Schüsse in Fulda: So kam der blutende Mann (36) zu seiner Verletzung

Fulda - In der Nacht zu Sonntag fielen im osthessischen Fulda Schüsse, die Polizei fand einen blutenden Mann (36). Am Montag wurden weitere Details zu den rätselhaften Fall bekannt.

Die Polizei fand in der Nacht zu Sonntag auf dem Aschenberg in Fulda einen verletzten Mann (Symbolbild).
Die Polizei fand in der Nacht zu Sonntag auf dem Aschenberg in Fulda einen verletzten Mann (Symbolbild).  © Montage: dpa/Alex Talash, dpa/Paul Zinken

Die Schüsse waren in einer Wohnsiedlung in Fulda gefallen. Ein 36 Jahre alter Mann wurde an der Hand verletz (TAG24 berichtete).

Am Montag veröffentlichten das Polizeipräsidium Osthessen und die Staatsanwaltschaft Fulda gemeinsam die bisherigen Ermittlungsergebnisse zu dem Vorfall – die Erklärung ist offenbar grobfahrlässiger Leichtsinn des 36-Jährigen.

Demnach war der Verletzte schwer betrunken und aggressiv, als die Polizei in blutend auf dem Fuldaer Aschenberg vorfand. Zum Glück war seine Verletzung nicht lebensgefährlich, er kam in ein Krankenhaus.

Vor der Schussabgabe war es anscheinend in einer Wohnung in der Erfurter Straße zu einem Streit gekommen.
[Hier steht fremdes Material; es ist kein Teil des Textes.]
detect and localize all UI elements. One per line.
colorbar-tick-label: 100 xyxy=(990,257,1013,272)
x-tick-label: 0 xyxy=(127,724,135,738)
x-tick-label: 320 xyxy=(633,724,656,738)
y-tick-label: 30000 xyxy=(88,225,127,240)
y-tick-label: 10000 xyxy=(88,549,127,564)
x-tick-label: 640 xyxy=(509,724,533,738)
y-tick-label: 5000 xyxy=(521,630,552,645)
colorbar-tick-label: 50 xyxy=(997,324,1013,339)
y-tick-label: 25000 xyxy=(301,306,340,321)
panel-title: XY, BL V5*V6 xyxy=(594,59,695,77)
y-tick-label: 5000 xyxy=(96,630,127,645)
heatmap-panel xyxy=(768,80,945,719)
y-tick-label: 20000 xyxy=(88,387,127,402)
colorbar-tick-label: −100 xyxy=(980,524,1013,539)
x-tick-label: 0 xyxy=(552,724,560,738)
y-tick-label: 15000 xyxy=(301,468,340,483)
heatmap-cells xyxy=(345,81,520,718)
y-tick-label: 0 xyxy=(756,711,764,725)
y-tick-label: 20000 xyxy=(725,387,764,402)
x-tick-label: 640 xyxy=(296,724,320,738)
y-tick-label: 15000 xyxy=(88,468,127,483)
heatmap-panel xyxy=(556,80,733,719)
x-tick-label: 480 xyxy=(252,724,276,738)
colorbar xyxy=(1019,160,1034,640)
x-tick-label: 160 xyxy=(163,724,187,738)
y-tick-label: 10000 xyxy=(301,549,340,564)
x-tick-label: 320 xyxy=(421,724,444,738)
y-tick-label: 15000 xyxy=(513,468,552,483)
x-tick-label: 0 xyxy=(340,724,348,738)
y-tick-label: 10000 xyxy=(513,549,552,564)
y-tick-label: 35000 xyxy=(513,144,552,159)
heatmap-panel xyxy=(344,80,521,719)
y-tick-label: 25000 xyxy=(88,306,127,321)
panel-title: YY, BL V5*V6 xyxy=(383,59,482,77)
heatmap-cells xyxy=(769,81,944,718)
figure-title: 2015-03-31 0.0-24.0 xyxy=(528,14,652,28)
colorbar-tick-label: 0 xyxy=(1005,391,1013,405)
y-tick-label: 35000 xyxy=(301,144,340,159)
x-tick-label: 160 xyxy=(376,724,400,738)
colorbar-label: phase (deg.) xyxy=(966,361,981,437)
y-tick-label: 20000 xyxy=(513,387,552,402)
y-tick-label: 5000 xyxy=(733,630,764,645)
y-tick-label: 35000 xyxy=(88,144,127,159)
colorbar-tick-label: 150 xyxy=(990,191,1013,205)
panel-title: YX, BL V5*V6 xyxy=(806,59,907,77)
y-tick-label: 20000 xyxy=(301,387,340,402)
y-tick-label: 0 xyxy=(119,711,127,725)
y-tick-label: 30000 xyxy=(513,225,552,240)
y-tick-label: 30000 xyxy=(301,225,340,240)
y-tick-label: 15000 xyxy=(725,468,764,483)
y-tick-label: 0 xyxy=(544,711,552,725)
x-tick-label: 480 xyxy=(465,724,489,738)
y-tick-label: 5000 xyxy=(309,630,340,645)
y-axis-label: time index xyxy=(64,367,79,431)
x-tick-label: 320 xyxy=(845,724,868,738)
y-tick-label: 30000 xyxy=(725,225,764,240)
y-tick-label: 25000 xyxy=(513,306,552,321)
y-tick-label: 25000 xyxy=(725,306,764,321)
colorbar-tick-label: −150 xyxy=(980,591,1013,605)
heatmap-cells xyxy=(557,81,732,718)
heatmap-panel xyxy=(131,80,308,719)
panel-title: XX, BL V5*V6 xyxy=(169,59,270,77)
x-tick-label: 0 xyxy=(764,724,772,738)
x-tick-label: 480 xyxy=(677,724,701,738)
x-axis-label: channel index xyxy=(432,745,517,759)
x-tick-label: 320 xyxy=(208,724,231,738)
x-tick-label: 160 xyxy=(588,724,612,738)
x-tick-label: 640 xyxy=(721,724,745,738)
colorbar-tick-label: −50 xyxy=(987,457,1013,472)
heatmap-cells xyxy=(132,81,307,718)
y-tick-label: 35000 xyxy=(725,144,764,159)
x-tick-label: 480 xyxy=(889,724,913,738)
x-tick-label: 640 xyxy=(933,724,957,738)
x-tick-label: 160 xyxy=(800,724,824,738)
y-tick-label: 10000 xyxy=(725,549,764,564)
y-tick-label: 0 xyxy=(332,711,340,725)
Der daran beteiligte 36-Jährige begab sich deshalb auf Zuraten seiner Freundin nach draußen auf die Straße.

"Dort schoss er aus unbekannten Gründen mit einer mitgeführten Schusswaffe mehrmals in die Luft", wie ein Sprecher erklärte.

Kurz darauf wollte der Mann anscheinend seiner Freundin zeigen, dass er wieder zur Vernunft gekommen sei. Dafür entnahm er seiner Waffe das Magazin mit den Patronen.

Schüsse auf dem Aschenberg in Fulda: Mann schießt sich selbst in die Hand

"Um zu demonstrieren, dass von der Schusswaffe keine Gefahr mehr ausgehe, hielt er sich diese im Anschluss an die linke Hand und drückte ab. Was er nicht wusste, im Patronenlager befand sich noch eine Patrone. Es löste sich ein Schuss, der den 36-Jährigen an der linken Hand verletzte", schilderte der Sprecher den weiteren Ablauf der Ereignisse.

Der 36-Jährige wird sich nun wegen eines Verstoßes gegen das Waffengesetz verantworten müssen. Die Ermittlungen gegen den Mann dauern an.